Crystal packing modifies ligand binding affinity: the case of aldose reductase

Abstract

The relationship between the structures of protein-ligand complexes existing in the crystal and in solution, essential in the case of fragment-based screening by X-ray crystallography (FBS-X), has been often an object of controversy. To address this question, simultaneous co-crystallization and soaking of two inhibitors with different ratios, Fidarestat (FID; K(d) = 6.5 nM) and IDD594 (594; K(d) = 61 nM), which bind to h-aldose reductase (AR), have been performed. The subatomic resolution of the crystal structures allows the differentiation of both inhibitors, even when the structures are almost superposed. We have determined the occupation ratio in solution by mass spectrometry (MS) Occ(FID)/Occ(594) = 2.7 and by X-ray crystallography Occ(FID)/Occ(594) = 0.6. The occupancies in the crystal and in solution differ 4.6 times, implying that ligand binding potency is influenced by crystal contacts.
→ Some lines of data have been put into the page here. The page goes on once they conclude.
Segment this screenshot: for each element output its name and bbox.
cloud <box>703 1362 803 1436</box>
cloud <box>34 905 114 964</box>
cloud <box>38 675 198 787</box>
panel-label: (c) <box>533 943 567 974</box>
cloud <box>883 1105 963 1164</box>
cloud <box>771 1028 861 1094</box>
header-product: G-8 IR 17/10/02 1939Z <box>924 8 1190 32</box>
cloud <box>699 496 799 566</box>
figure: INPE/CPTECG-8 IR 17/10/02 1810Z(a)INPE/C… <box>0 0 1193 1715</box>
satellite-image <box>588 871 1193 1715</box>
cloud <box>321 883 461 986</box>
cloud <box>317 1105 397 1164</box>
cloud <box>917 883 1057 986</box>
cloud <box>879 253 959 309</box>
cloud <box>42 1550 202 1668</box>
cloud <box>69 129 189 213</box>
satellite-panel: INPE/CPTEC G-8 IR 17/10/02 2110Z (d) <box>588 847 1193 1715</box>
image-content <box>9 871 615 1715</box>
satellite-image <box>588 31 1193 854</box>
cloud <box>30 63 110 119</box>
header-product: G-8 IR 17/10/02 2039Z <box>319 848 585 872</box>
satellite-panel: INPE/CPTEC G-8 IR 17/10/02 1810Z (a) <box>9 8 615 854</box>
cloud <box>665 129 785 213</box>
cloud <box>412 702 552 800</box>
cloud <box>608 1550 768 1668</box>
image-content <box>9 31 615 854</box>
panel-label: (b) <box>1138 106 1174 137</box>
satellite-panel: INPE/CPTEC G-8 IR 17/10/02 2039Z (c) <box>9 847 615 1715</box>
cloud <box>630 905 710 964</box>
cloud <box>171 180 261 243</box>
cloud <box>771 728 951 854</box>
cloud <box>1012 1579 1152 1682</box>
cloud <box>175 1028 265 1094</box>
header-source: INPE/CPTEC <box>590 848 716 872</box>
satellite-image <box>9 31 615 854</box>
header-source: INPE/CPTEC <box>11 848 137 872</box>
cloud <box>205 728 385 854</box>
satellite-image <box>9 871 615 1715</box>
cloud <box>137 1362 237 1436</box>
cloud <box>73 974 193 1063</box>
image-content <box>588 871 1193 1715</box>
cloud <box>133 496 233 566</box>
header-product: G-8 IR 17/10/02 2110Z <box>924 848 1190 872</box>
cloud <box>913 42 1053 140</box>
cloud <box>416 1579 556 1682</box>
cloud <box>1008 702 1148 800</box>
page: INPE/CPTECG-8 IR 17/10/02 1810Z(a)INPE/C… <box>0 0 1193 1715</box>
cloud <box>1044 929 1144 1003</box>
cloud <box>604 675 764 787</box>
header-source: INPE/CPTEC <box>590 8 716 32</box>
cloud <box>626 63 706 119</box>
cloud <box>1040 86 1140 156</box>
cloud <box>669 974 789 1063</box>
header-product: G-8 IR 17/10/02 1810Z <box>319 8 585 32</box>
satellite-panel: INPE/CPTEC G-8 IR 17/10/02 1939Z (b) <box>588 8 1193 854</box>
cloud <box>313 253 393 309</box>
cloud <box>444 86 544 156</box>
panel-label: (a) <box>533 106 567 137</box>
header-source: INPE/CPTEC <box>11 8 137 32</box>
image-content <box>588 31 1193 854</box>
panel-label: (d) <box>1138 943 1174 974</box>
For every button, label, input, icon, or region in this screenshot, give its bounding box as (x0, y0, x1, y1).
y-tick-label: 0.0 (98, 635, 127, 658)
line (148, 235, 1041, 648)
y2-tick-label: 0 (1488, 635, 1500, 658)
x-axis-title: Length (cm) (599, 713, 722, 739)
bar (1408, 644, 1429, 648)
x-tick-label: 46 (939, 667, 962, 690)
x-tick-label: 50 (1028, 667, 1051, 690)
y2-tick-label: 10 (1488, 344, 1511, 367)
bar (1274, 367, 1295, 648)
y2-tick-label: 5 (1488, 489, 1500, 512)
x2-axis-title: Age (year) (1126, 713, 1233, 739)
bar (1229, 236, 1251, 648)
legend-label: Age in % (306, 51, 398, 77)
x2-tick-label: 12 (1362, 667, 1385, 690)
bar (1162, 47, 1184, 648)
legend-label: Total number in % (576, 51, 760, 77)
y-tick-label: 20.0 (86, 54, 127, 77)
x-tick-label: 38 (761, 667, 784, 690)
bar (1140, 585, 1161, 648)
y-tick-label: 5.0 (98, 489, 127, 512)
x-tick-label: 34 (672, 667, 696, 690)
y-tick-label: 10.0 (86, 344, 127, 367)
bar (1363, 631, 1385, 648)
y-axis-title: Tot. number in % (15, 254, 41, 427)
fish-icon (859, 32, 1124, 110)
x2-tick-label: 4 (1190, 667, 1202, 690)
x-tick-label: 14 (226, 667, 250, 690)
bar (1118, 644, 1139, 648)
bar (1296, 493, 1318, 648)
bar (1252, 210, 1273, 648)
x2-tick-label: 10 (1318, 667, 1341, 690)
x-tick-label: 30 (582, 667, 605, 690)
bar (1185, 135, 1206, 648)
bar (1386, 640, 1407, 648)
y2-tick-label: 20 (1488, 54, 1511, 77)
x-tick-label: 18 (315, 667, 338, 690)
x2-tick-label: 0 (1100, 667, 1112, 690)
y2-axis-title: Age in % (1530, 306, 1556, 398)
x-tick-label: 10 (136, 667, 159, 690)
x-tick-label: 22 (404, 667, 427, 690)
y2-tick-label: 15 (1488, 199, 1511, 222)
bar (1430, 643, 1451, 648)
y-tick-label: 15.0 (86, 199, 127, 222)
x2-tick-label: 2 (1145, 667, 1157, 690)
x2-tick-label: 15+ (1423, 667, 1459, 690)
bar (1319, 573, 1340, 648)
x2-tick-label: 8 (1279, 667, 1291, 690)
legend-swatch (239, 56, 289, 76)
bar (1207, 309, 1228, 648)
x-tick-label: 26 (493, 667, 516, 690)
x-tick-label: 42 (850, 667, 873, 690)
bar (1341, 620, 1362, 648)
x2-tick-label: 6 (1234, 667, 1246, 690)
A structural analysis shows that the Loop A (residues 122-130), which is exposed to the solvent, is flexible in solution, and is involved in packing contacts within the crystal. Furthermore, inhibitor 594 contacts the base of Loop A, stabilizing it, while inhibitor FID does not. This is shown by the difference in B-factors of the Loop A between the AR-594 and AR-FID complexes. A stable loop diminishes the entropic energy barrier to binding, favoring 594 versus FID. Therefore, the effect of the crystal environment should be taken into consideration in the X-ray diffraction analysis of ligand binding to proteins. This conclusion highlights the need for additional methodologies in the case of FBS-X to validate this powerful screening technique, which is widely used.

Figure 1

(a) Chemical formula of 594; (b) chemical formula of FID.

Figure 2

Competition experiments in solution monitored by native mass spectrometry. Holo AR was diluted to 10 µM in 10 mM ammonium acetate pH 6.8 either (a) alone or in the presence of (b) 10 µM FID + 10 µM 594, (c) 20 µM FID + 10 µM 594, (d) 10 µM FID + 20 µM 594, and (e) 10 µM FID + 30 µM 594. Mass spectra represent the +12 charge states of holo AR and holo AR/ligand complexes. Relative intensity of each species is given in brackets.

Figure 3

Difference map for the FID = 594 structure data shows the superposition of the inhibitors 594 and FID in the active site. The F_obs − F_calc density map in green is contoured at 3σ. The models of the inhibitors 594 and FID are colored in blue and magenta, respectively.

Figure 4

Difference in the binding of the inhibitors 594 and FID in the structure FID>594. Inhibitor FID (magenta) binds only to the active site while 594 (violet) binds both to the active site and to the specificity pocket (marked S). Residues Phe 122, Leu 130, and Leu 300 in the conformation that binds 594 are shown in cyan, and residue Leu 300 in the conformation that binds FID is shown in magenta. The cartoon representation of the fold in the conformation that binds 594 is shown in green.

Figure 5

Detail of the interaction of 594 with Phe 122 and Leu 300 shows their close contact.

Figure 6

Crystal packing contacts of Loop A (residues 125–127) in the structure FID>594. Two conformations are observed for these residues, one corresponding to the single-inhibitor complex AR–594 (1US0), shown in cyan, and the other to the single-inhibitor AR–FID (1PWM), shown in magenta. The symmetry-related residues Asp 36 and Glu 29 are shown in yellow, and labeled with “FID” and “594” according to their appearance in the structures of the single-inhibitor complexes AR–594 and AR–FID. Note that conformation B of Glu 129, making an H-bond with Ser 127, appears only in the single-inhibitor AR–594 complex and not in the single-inhibitor AR–FID complex.

Figure 7

Comparison of atomic B values in the loop 122–130 for the structures of single-inhibitor AR–FID, single-inhibitor AR–594, FID = 594 and FID < 594. [Color figure can be viewed in the online issue, which is available at wileyonlinelibrary.com.]

Figure 8

Water molecules in the active site of FID > 594. The active site contains water molecules that were observed both in the single-inhibitor AR–594 complex (2I16) and in single-inhibitor AR–FID complex (1PWM). Water molecule 2227 is present in model 2I16 and not present in model 1PWM. Water molecules 4296, 6128, and 4238 are present in model 1PWM and not present in model 2I16. 2F_o − F_calc maps are shown for the models 2I16 (colored magenta), 1PWM (colored green), and FID>594 (colored blue). All three maps are contoured at 1.4 σ.